Market Overview

Macau Turnaround Could Have Casino Stocks On Track

Macau Turnaround Could Have Casino Stocks On Track

Some long-hoped-for stabilization in the world’s largest gaming hub has been good news for those investing in casino stocks.

As Barron’s noted recently, analysts at Credit Suisse finally found some “green shoots” in the May gaming data from the Chinese island of Macau – specifically, that VIP gaming revenue rose 3 percent, VIP “rolling” rose 7 percent, and most importantly, mass gaming was up 9 percent.

“Mass revenue was quite decent, even after considering [the] labour day holiday in May and an extra calendar day,” wrote the analysts, who have been very cautious towards the sector, according to Barron’s.

In addition, Credit Suisse said that mainland tourist arrivals seem to be improving too:

“The pace of mainland visitation number decline has also narrowed in April to -6 percent (vs. March -13.5 percent YoY). We highlighted in our earlier piece that Macau was hurt by the slower visitation in Hong Kong. We believe the impact is gradually fading. In fact, recent data shows that the Chinese visitation also improved 7.2 percent YoY during 1-24 May in Hong Kong. As the mainland Chinese visitation trend between Hong Kong and Macau has strong correlation, we believe a better trend in Hong Kong should bode well for Macau.”

The stocks of several casino operators with significant operations in Macau jumped on the news, which has helped stabilize the sector overall. The Casino Gambling motif is up 0.1 percent in the past month. In that same time, the S&P 500 is flat.

Over the past year, the motif has decreased 14.5 percent; the S&P 500 has risen 8.2 percent.

Holding steady on revenue losses would undoubtedly be reassuring to investors who have had a tough year in this space. As a piece by Trefis analysts recently pointed out, names like Wynn Gaming have fallen as much as 50 percent in the past year amid the anti-graft measures taken by the Chinese government.

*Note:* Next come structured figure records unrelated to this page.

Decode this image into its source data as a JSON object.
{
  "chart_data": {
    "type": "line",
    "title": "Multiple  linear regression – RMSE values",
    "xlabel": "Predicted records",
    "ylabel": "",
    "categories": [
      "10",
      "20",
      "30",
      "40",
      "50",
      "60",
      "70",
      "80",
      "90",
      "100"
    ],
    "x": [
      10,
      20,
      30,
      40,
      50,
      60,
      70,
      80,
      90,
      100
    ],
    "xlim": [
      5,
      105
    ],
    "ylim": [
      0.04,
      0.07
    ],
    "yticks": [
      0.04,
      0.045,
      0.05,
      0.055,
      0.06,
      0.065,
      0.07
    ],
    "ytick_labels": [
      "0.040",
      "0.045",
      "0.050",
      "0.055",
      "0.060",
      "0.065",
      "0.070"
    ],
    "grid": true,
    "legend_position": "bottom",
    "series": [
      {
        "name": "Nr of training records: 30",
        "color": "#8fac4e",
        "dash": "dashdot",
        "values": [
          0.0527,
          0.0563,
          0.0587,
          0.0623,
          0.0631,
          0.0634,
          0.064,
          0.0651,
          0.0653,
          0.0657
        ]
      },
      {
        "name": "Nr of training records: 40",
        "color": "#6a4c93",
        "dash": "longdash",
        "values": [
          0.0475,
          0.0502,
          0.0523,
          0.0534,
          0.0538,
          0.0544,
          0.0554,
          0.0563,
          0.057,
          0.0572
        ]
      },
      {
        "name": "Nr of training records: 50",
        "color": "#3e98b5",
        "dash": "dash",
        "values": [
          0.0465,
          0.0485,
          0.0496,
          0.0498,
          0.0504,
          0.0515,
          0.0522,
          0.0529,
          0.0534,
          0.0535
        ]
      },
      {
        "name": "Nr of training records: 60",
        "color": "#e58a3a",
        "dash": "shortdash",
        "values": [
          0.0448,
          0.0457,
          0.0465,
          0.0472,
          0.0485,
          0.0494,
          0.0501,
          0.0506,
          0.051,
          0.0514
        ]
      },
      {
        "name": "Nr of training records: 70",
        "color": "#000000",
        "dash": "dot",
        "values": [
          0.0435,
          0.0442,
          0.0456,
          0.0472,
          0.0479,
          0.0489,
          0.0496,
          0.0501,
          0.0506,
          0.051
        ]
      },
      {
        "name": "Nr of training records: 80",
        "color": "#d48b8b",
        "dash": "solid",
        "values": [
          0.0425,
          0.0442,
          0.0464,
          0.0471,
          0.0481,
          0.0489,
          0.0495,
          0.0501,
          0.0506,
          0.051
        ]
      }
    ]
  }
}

Moreover, Beijing wants Macau to diversify its economy, which is largely dependent on gambling, said. As a result, gaming revenues have been declining for 12 straight months on the island.

Now, however, Trefis sees the latest data from Macau showing gains across all segments and indicative of early signs of recovery there. The analysts believe that growth in Mainland China visitors and China personal disposable income will spur gaming demand, which in turn will catalyze stocks like Wynn Resorts, Limited (NASDAQ: WYNN).

Next month’s data will likely have a lot to do with how extended of a rally the sector can sustain.